I completely failed to hear about the Spectre "chiral aperiodic monotile" for a whole couple of days. Working full time plus moving out of one apartment into another is not recommended -- you can miss out on actual important stuff.

Might there be a SpectreLife in the works?

[Andrew]

Might there be a SpectreLife in the works?

Highly unlikely I'd have to say. There was zero interest in DominoLife and only slightly more interest in HatLife, so I don't see much point in implementing other non-periodic tilings.

[toroidalet]

Is it possible for a rule in HatLife to have a single pattern that can have an arbitrarily long lifespan depending on where it is placed? One option would be to make a rule on the meta-tiles that scales itself up to meta-meta-tiles and so on until the final meta^n simulation discovers it is in a particular meta-tile. This could even give us four such patterns such that on any hat tiling, at least one of them is guaranteed to stabilize. However, it seems very hard to make a rule that simulates meta-copies of itself, especially with the variability of the tiling.

Also, what happens with the Replicator rule on a hat tiling? (I can't download SourceForge files)

[Andrew]

Is it possible for a rule in HatLife to have a single pattern that can have an arbitrarily long lifespan depending on where it is placed?

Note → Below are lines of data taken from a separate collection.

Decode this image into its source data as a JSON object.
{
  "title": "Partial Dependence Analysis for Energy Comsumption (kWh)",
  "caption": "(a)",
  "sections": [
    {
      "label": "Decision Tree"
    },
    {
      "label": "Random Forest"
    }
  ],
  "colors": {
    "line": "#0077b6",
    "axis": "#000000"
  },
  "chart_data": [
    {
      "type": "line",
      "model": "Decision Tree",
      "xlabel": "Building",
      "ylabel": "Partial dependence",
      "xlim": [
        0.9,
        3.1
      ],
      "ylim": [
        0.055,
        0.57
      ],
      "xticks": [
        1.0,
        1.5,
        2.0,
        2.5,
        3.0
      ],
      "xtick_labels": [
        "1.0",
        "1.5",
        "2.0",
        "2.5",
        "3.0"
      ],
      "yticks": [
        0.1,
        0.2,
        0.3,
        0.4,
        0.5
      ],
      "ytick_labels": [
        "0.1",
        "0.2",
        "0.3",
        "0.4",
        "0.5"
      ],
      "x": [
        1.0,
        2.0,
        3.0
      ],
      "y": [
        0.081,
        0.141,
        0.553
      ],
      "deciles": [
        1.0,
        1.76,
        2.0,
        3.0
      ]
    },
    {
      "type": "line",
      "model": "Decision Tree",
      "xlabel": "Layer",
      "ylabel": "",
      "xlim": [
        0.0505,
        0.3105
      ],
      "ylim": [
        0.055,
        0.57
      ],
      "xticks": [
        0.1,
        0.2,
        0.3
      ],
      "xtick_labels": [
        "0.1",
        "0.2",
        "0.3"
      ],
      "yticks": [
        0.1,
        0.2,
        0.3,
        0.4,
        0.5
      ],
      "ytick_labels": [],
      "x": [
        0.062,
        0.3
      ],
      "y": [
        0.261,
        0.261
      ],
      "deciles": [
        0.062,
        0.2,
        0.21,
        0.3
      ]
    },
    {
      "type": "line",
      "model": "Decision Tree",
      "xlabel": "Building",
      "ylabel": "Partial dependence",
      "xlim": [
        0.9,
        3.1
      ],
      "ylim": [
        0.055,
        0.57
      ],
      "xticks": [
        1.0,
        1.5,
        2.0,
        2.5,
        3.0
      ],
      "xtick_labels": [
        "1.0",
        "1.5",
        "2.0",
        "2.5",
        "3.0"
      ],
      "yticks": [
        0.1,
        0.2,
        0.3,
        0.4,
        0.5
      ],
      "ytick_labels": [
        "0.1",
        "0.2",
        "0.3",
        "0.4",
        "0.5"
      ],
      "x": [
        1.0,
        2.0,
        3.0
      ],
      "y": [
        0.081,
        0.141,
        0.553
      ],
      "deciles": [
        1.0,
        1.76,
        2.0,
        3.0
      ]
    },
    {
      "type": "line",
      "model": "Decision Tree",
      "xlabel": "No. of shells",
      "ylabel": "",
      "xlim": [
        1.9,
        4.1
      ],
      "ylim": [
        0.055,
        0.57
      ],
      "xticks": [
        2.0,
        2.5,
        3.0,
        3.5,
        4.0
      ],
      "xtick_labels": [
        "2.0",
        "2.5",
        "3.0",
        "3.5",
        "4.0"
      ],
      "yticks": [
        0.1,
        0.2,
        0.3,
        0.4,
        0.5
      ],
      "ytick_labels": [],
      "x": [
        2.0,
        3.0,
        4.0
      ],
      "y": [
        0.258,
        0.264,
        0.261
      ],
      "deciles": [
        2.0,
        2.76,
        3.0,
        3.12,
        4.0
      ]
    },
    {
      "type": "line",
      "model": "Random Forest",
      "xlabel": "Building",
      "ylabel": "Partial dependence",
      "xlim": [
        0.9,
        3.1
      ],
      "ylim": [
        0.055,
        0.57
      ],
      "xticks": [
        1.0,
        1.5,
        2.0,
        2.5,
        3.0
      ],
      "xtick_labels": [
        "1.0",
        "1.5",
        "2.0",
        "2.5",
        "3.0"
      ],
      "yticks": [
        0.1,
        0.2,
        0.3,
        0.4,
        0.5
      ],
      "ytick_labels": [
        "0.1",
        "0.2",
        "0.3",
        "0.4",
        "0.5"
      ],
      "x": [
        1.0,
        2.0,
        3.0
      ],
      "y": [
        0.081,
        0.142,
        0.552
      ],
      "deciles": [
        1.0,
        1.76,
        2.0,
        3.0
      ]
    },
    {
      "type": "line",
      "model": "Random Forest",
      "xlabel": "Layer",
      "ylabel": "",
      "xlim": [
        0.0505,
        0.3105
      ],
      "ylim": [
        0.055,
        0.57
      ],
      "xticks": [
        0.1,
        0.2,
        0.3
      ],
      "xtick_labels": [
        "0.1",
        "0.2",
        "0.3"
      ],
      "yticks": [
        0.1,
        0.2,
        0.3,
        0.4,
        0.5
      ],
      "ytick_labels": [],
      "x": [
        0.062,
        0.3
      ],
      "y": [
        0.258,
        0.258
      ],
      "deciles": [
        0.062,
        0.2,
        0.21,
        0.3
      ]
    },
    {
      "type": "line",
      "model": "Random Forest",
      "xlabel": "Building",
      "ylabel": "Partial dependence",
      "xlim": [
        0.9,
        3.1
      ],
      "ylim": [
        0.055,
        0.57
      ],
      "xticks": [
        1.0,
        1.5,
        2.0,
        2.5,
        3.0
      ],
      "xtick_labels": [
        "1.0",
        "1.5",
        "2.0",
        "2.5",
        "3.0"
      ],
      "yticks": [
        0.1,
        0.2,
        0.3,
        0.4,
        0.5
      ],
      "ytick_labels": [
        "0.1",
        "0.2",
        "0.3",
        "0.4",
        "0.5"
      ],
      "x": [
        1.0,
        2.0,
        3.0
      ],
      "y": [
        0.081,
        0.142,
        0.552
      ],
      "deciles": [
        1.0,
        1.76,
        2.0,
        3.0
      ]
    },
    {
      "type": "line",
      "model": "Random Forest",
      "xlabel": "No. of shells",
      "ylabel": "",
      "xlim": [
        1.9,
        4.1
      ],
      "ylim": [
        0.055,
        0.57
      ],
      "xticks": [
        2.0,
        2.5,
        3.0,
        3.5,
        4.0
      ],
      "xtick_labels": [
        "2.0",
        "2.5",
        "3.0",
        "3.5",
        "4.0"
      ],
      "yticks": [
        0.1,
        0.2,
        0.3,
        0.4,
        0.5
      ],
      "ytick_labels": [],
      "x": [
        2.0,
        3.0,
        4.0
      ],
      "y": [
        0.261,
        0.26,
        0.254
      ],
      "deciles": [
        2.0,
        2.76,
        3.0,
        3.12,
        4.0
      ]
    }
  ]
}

I'm not really sure what sort of pattern you want. Maybe the hexagonal-shaped wall pattern shown above satisfies your condition? The larger the hexagon the longer it takes for the interior to start oscillating. (Creating a rule that somehow uses metatiles seems rather impractical.)

Also, what happens with the Replicator rule on a hat tiling?

I'm assuming you mean a rule like B1357S1357N2? Just an explosive rule.

(I can't download SourceForge files)

I've added alternative links to the top post.